Hull City were denied a hard-earned victory in their Premier League home opener as Ryan Shawcross's late goal saw Stoke City grab a 1-1 draw at the KC Stadium.
Playing with 10-men for 75 minutes following James Chester's sending off, the Tigers looked set to maintain their 100 per cent record thanks to Nikica Jelavic's first-half goal, only to concede late on following an expected Stoke onslaught.
A point in the circumstances following a taxing week represented a reasonable effort for the Tigers, who now prepare to fight not for league points but their Europa League future on Thursday night at home to Lokeren.
With Steve Bruce making wholesale changes once again, the Tigers lined-up similar to their opening day win at Queens Park Rangers. Paul McShane came into defence for Alex Bruce, with Stephen Quinn starting for long-term injury casualty Robert Snodgrass.
With a more familiar shape to the one which lined-up at Lokeren, the Tigers dominated the early stages, attacking down the flanks with real purpose with Stoke chasing shadows. Eager to press the advantage further, instead they found the tables turned on them when on 13 minutes James Chester was sent off for his rash tackle on last man Glenn Whelan, having been sold short with a pass-back by Jake Livermore.
With City still adapting with an enforced formation shift, Stoke came to life. Steven N'Zonzi should have done better with his header inside the six-yard box before Erik Pieters blazed a follow-up shot over the crossbar.
The Tigers weathered the storm from the visitors, though and the Potters were made to pay for a failure to make the most of their brief period of dominance as the hosts snatched the lead late in the first half.
A driving run from Tom Huddlestone ended with a sweetly struck effort which Asmir Begovic failed to hold, with Jelavic gratefully waiting at the far post to turn the ball in.
Stoke responded with a good start to the second half forcing McGregor to deny Ryan Shawcross's well-struck effort from a corner, before the keeper was alert to deny Mame Diouf.
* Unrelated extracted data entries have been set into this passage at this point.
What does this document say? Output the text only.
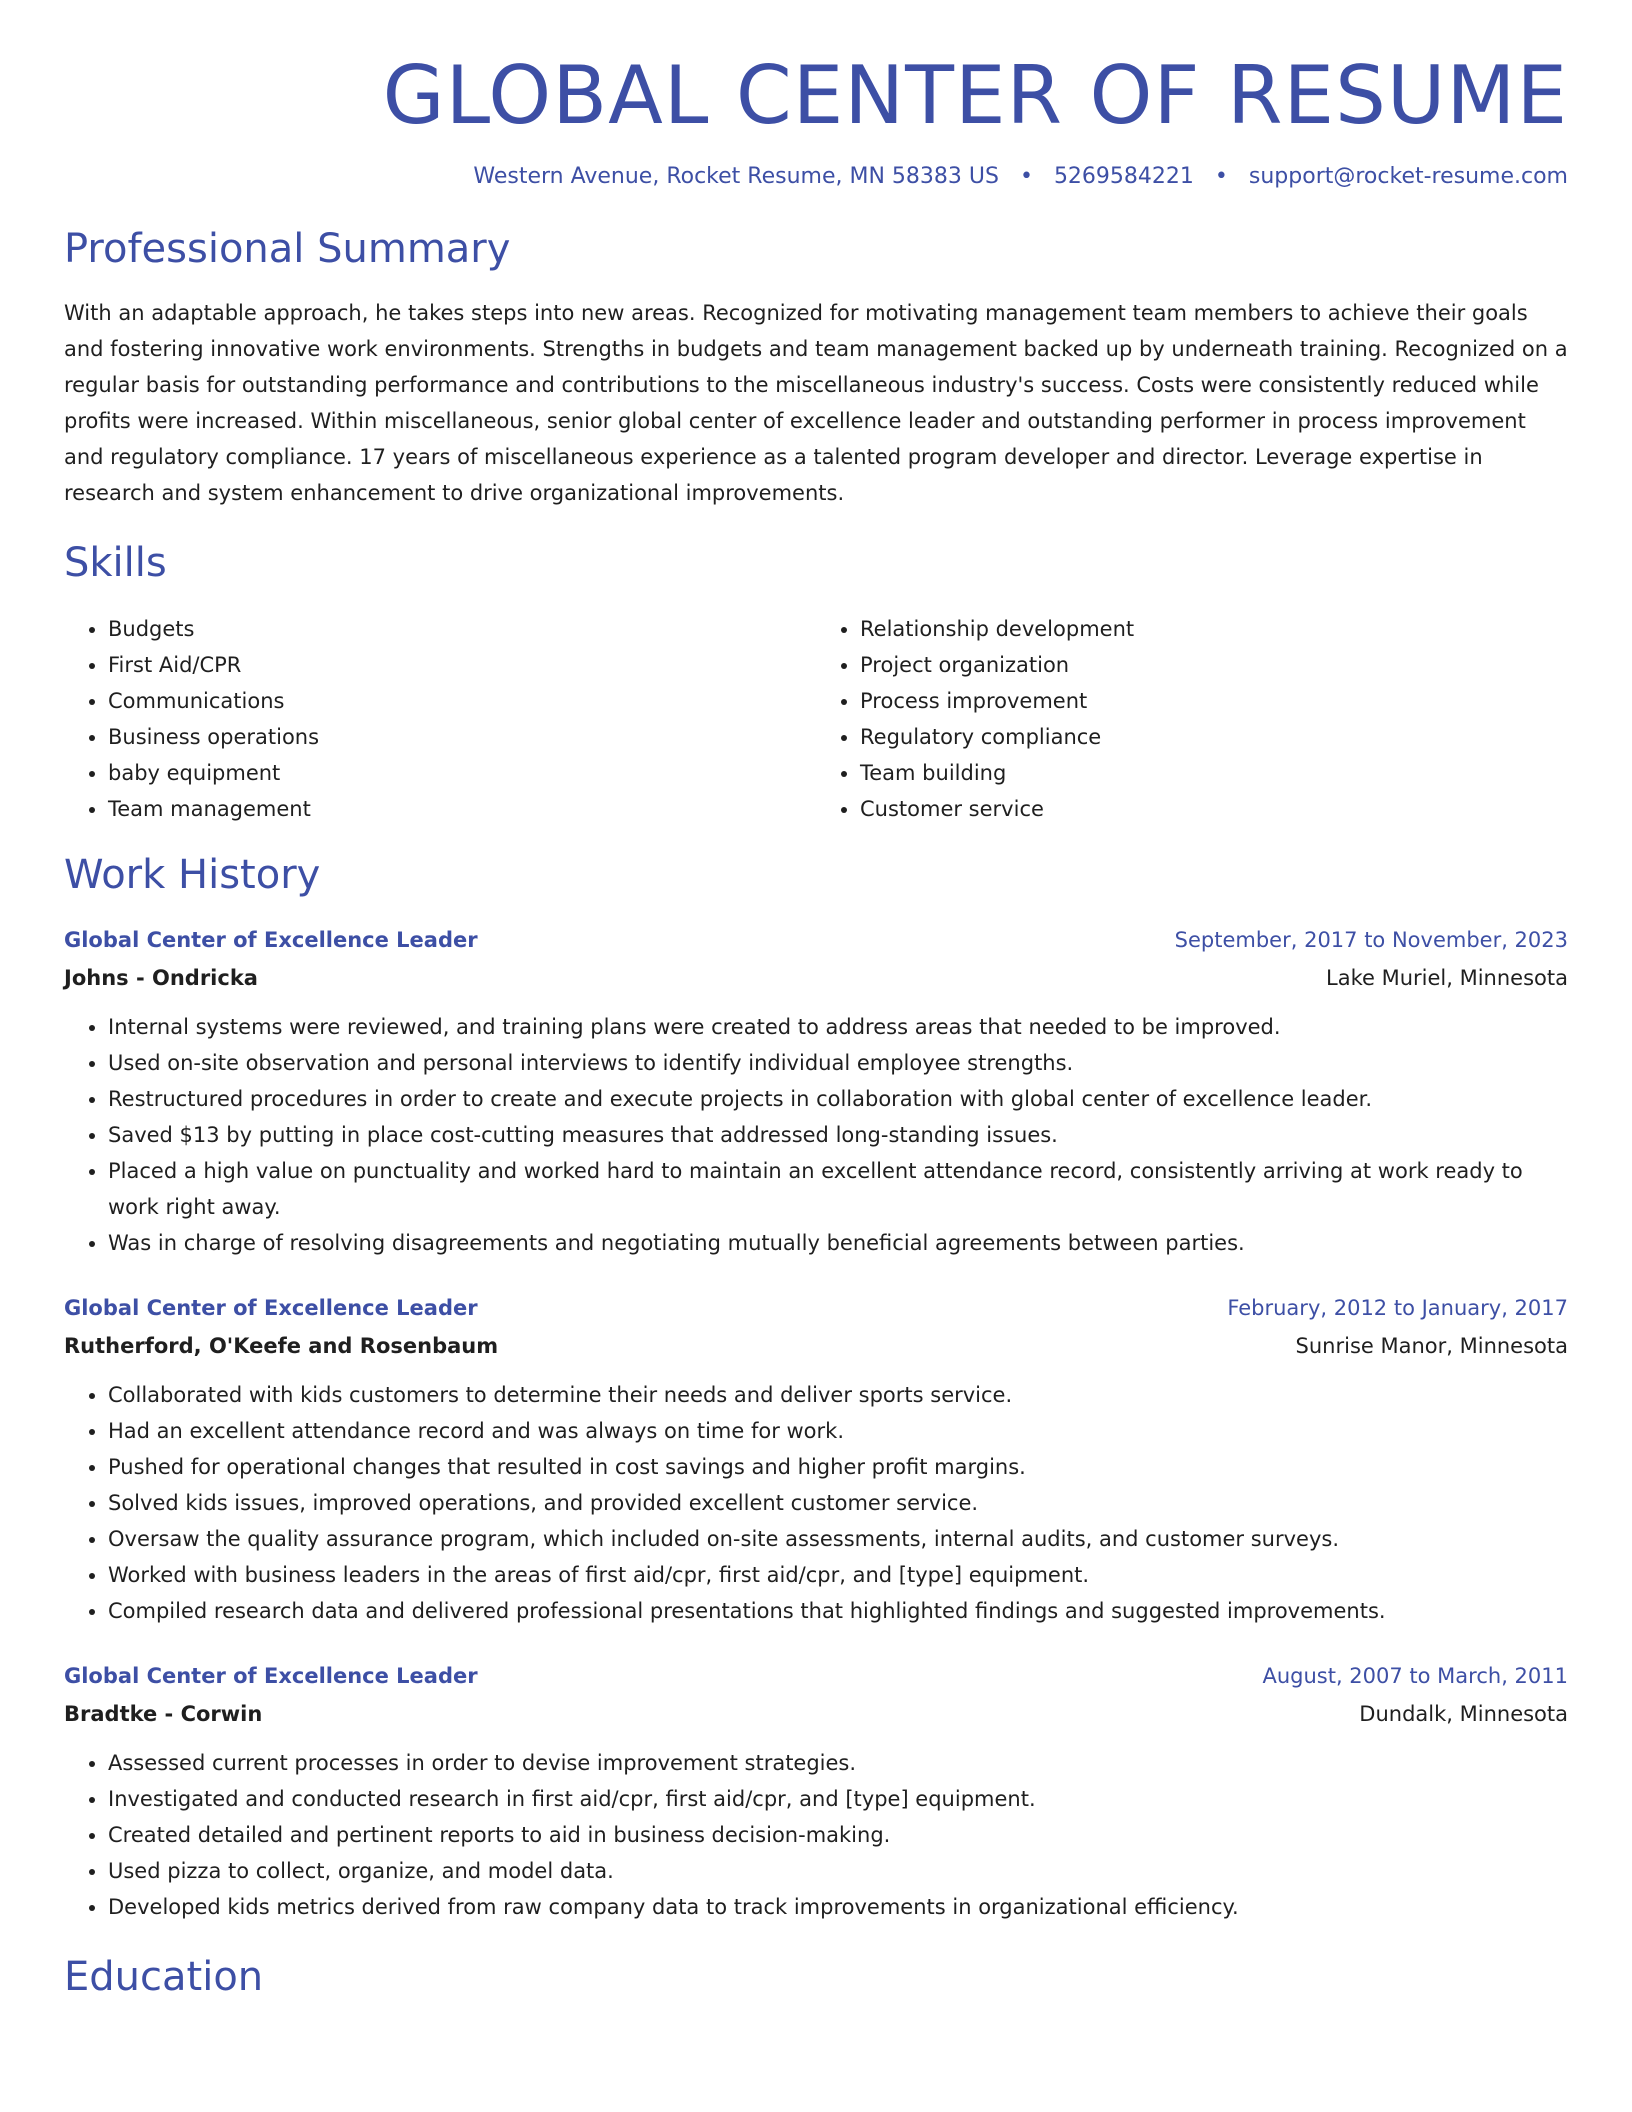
GLOBAL CENTER OF RESUME
Western Avenue, Rocket Resume, MN 58383 US • 5269584221 • support@rocket-resume.com
Professional Summary
With an adaptable approach, he takes steps into new areas. Recognized for motivating management team members to achieve their goals and fostering innovative work environments. Strengths in budgets and team management backed up by underneath training. Recognized on a regular basis for outstanding performance and contributions to the miscellaneous industry's success. Costs were consistently reduced while profits were increased. Within miscellaneous, senior global center of excellence leader and outstanding performer in process improvement and regulatory compliance. 17 years of miscellaneous experience as a talented program developer and director. Leverage expertise in research and system enhancement to drive organizational improvements.
Skills
• Budgets
• First Aid/CPR
• Communications
• Business operations
• baby equipment
• Team management
• Relationship development
• Project organization
• Process improvement
• Regulatory compliance
• Team building
• Customer service
Work History
Global Center of Excellence Leader	September, 2017 to November, 2023
Johns - Ondricka	Lake Muriel, Minnesota
• Internal systems were reviewed, and training plans were created to address areas that needed to be improved.
• Used on-site observation and personal interviews to identify individual employee strengths.
• Restructured procedures in order to create and execute projects in collaboration with global center of excellence leader.
• Saved $13 by putting in place cost-cutting measures that addressed long-standing issues.
• Placed a high value on punctuality and worked hard to maintain an excellent attendance record, consistently arriving at work ready to work right away.
• Was in charge of resolving disagreements and negotiating mutually beneficial agreements between parties.
Global Center of Excellence Leader	February, 2012 to January, 2017
Rutherford, O'Keefe and Rosenbaum	Sunrise Manor, Minnesota
• Collaborated with kids customers to determine their needs and deliver sports service.
• Had an excellent attendance record and was always on time for work.
• Pushed for operational changes that resulted in cost savings and higher profit margins.
• Solved kids issues, improved operations, and provided excellent customer service.
• Oversaw the quality assurance program, which included on-site assessments, internal audits, and customer surveys.
• Worked with business leaders in the areas of first aid/cpr, first aid/cpr, and [type] equipment.
• Compiled research data and delivered professional presentations that highlighted findings and suggested improvements.
Global Center of Excellence Leader	August, 2007 to March, 2011
Bradtke - Corwin	Dundalk, Minnesota
• Assessed current processes in order to devise improvement strategies.
• Investigated and conducted research in first aid/cpr, first aid/cpr, and [type] equipment.
• Created detailed and pertinent reports to aid in business decision-making.
• Used pizza to collect, organize, and model data.
• Developed kids metrics derived from raw company data to track improvements in organizational efficiency.
Education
Charlie Adam then forced McGregor into another fine save before Diouf saw another good opportunity drift wide.
The Tigers were now clinging on by their claws and finally succumbed when Shawcross bumbled in a scrappy goal with just seven minutes remaining.
While a late Ahmed Elmohamady chance could have snatched a dramatic winner for City, the Tigers will have been happy to hear the final whistle after a point earned the hard way.